Setup of the RET box. Chamber is connected to the surface by a tunnel section made of clear Plexiglas. Mouse surface compartment is separated from rat compartment by stainless steel mesh. Some of the mouse’s home cage bedding material (sawdust) was spread out on the surface and 60 ml were provided inside the chamber for burying or blocking of the tunnel entrance.

Figure 2

Schedule of experiments. Mice were habituated to the RET box on two subsequent days before the test day to reduce novelty-induced behavior.

Figure 3

Sums of line crossings from one compartment of the RET box (chamber, tunnel, or surface) into another in the RET. C57BL/6J mice were injected with different doses of CRF1-selective agonist cortagine, CRF receptor antagonist acidic astressin, or both, and compared with aCSF-injected controls. Effecs of cortagine were also tested in the absence of a rat. Cortagine dose-dependently decreased activity, an effect that was prevented by pre-injection of acidic astressin. n=8–10, except n=5 for 50 ng cortagine group. ** p<0.001, *** p<0.0001 vs. aCSF controls; ^## p<0.001 vs. cortagine 120 ng; ^§p<0.05 vs. aCSF controls (no rat condition).

Figure 4

Total time spent in the escape chamber compartment (upper panel) and number of entries into the chamber (lower panel) as measures of avoidance behavior indicated by location preference. C57BL/6J mice were injected with different doses of CRF1-selective agonist cortagine, CRF receptor antagonist acidic astressin, or both, and compared with aCSF-injected controls.
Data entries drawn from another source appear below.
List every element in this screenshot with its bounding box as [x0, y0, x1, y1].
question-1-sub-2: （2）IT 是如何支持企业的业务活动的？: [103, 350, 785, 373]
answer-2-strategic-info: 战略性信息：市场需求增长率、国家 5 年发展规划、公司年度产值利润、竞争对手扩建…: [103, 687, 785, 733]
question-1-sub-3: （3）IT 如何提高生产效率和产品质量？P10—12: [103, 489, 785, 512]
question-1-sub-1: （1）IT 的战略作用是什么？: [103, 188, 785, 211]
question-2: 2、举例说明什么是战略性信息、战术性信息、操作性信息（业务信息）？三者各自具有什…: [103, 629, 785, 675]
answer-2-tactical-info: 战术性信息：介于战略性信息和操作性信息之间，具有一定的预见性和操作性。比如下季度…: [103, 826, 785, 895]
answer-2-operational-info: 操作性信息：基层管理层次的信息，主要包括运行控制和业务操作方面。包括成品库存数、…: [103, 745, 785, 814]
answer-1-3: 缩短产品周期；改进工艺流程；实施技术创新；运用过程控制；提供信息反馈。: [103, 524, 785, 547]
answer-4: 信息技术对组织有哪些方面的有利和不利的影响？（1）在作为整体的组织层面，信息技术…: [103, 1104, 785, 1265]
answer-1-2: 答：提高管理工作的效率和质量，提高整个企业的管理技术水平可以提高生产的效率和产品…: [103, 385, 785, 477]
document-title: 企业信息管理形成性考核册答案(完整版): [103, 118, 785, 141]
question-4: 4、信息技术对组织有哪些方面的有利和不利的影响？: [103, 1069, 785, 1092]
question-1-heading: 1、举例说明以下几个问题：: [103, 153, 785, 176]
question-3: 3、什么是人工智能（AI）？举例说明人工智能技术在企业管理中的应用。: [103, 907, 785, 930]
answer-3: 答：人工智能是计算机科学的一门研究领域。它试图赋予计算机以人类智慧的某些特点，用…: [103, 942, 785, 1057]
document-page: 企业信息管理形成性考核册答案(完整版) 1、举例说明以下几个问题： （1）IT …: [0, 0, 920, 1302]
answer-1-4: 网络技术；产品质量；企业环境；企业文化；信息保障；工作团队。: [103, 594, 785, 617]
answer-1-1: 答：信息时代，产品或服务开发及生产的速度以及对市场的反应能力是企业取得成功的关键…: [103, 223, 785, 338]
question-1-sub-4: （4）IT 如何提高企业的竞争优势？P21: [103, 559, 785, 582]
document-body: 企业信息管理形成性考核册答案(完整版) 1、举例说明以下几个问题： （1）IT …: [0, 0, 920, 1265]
Effecs of cortagine were also tested in the absence of a rat. While cortagine dose-dependently increased avoidance, astressin alone did not affect avoidance and blocked cortagine-induced enhancement of avoidance. With no rat present, cortagine did not enhance avoidance behavior. n=8–10, except n=5 for 50 ng cortagine group. ** p<0.001, *** p<0.0001 vs. aCSF controls; ^### p<0.0001, ^## p<0.001 vs. cortagine 120 ng. ^§p<0.05 vs. aCSF controls (no rat condition).

Figure 5

Total duration of contact with the divider mesh (upper panel) and number of individual contacts (frequency; lower panel) exhibited by C57BL/6J mice injected with different doses of CRF1-selective agonist cortagine, CRF receptor antagonist acidic astressin, or both, compared with aCSF controls. Cortagine significantly supressed duration and frequency of contact in the presence or absence of the rat. n=8–10, except n=5 for 50 ng cortagine group. * p<0.05, ** p<0.001, *** p<0.0001 vs. aCSF controls; ^# p<0.05 vs. cortagine 120 ng. ^§§p<0.001 vs. aCSF controls (no rat condition).

Figure 6

Total duration of freezing (upper panel) and number of individual freezing episodes (frequency; lower panel) of C57BL/6J mice injected with different doses of CRF1-selective agonist cortagine, CRF receptor antagonist acidic astressin, or both, compared with aCSF-injected controls. Cortagine massively enhanced freezing, an effect that was reversed by pre-injection of acidic astressin. With no rat present, cortagine did not significantly increase freezing behavior. n=8–10, except n=5 for 50 ng cortagine group. * p<0.05, ** p<0.001, *** p<0.0001 vs. aCSF controls; ^### p<0.0001, ^## p<0.001 vs. cortagine 120 ng.